The Yomiuri Shimbun (May. 11, 2012)
Putin's diplomatic strategies require careful scrutiny
プーチン大統領 見定めたいアジア重視戦略(5月10日付・読売社説)

After an interval of four years, Vladimir Putin has returned to the post of Russian president. His new administration will have its hands full dealing with a stack of problems.

"We have strengthened our country and returned our dignity as a great nation," Putin said at his inauguration ceremony. Putin's message conveyed his intention to continue pursuing a strong Russia.

Many ears pricked up when Putin recently expressed a specific economic goal of becoming one of the world's top five economies in the near future.

However, to achieve this target, Russia will first need to break free from its excessive dependence on natural resources and develop its domestic industries, such as manufacturing, so that they are competitive in international markets. It is also vital that Russia introduce cutting-edge technologies.

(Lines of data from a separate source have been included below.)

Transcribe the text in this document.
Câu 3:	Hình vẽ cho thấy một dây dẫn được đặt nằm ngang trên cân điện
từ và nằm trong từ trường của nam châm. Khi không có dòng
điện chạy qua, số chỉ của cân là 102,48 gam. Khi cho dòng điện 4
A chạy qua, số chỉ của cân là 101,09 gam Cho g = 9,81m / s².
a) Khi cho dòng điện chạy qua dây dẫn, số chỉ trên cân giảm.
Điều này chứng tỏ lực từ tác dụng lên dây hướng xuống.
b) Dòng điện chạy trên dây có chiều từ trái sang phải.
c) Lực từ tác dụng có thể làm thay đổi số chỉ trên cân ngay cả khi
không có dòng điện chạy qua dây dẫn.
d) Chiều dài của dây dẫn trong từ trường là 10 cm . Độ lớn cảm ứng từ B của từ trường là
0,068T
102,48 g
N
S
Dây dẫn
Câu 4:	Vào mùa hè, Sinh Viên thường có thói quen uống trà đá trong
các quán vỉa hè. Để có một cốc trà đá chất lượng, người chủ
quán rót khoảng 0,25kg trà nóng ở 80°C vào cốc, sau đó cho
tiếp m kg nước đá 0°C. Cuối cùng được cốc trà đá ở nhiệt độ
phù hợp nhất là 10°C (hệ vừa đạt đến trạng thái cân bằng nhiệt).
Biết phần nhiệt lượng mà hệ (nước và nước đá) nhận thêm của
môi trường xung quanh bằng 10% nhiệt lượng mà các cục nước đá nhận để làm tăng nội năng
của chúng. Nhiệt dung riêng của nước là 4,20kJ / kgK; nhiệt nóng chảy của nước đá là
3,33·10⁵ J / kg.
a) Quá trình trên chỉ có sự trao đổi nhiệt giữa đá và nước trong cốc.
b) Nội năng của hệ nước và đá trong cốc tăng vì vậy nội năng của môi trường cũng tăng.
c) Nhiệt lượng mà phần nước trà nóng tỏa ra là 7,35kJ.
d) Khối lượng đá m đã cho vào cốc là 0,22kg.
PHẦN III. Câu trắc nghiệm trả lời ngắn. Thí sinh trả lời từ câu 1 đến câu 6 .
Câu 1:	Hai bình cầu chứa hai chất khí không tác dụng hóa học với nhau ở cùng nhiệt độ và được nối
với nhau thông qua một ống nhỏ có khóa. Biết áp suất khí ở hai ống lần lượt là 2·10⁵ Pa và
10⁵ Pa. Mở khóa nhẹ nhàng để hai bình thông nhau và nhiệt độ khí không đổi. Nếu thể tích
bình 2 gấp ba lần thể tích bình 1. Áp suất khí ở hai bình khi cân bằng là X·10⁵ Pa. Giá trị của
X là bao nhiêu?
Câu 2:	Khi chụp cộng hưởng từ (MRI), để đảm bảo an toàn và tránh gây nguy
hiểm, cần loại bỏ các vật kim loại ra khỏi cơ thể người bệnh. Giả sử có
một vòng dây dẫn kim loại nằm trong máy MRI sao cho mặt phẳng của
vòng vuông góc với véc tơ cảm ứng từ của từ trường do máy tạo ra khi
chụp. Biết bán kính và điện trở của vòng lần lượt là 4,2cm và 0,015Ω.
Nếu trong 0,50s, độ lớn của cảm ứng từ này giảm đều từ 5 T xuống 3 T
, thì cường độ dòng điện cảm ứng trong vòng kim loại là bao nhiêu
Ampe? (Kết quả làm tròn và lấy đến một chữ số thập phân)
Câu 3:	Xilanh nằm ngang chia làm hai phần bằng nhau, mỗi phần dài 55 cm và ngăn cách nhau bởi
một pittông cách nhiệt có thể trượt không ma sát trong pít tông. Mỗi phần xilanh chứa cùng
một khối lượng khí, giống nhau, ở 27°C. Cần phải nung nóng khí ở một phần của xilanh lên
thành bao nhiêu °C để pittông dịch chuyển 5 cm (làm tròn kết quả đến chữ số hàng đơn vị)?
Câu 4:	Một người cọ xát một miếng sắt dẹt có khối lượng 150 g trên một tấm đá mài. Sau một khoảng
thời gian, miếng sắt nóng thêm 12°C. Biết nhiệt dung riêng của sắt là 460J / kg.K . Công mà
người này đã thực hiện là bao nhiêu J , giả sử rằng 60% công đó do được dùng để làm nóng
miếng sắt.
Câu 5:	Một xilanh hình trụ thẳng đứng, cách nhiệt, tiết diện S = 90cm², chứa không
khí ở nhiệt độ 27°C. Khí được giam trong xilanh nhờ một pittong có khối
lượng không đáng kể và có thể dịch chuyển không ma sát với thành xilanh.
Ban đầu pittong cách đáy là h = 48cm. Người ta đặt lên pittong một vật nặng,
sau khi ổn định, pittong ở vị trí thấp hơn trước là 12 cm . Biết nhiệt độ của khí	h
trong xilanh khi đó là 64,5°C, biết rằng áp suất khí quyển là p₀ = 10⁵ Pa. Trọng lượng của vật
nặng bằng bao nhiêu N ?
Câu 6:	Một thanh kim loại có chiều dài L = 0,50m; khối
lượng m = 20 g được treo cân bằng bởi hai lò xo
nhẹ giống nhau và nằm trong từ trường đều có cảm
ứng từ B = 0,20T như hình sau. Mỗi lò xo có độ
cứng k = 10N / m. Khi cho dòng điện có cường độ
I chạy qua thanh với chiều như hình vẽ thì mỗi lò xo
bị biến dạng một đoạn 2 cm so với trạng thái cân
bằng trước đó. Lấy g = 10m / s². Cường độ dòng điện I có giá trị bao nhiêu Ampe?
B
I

Russia will not be able to obtain the trust of domestic and foreign investors without creating fair markets and an environment that attracts foreign investment.

The new president urgently needs to eradicate the widespread corruption in his country and establish the rule of law. Putin was expected to tackle these issues when he first took office in 2000, but the problems remain unresolved.


Public discontent growing

The fact that thousands of people participated in a demonstration held on the eve of Putin's inauguration shows how frustrated many Russians are with the current state of affairs.

To obtain the backing of middle-class Russians seeking change, Putin will need to boldly reform the nation's political and administrative structures. In fact, this will be the only way Russia can achieve economic development.

In one of Putin's first presidential orders, he stated a policy of strengthening cooperation with the Asia-Pacific region.

He said Moscow plans to establish mutually beneficial, cooperative relationships with nations such as Japan, South Korea and Australia, and to deepen ties with China and India.

As long as Russia aspires to become a major economic power, it is unsurprising that the country is looking closely at the Asia-Pacific region, which has become a hub of the world's economic growth.

In September, an Asia-Pacific Economic Cooperation summit meeting will be held in Vladivostok. Russia will likely use this meeting as a stepping stone for strengthening economic cooperation with Asia-Pacific nations.


Don't forget northern territories

Russia has recently become increasingly important to Japan as a supplier of liquefied natural gas--a main fuel for thermal power plants. Strengthening bilateral economic cooperation in the energy field would benefit both countries.

However, we should not forget the issue of the Russian-held northern territories off Hokkaido. The Japan-Russia relationship soured during the administration of Putin's predecessor, Dmitry Medvedev. Moscow expressed hope for developing joint economic activities on the four islands, but never tried to move territorial talks forward.

In his third term, Putin will likely take a tough line on foreign policies due to his unstable political footing caused by domestic concerns. Japan should not expect too much on the development of territorial talks.

The Japanese government must rebuild its strategy vis-a-vis Russia after thoroughly examining Putin's diplomatic policies.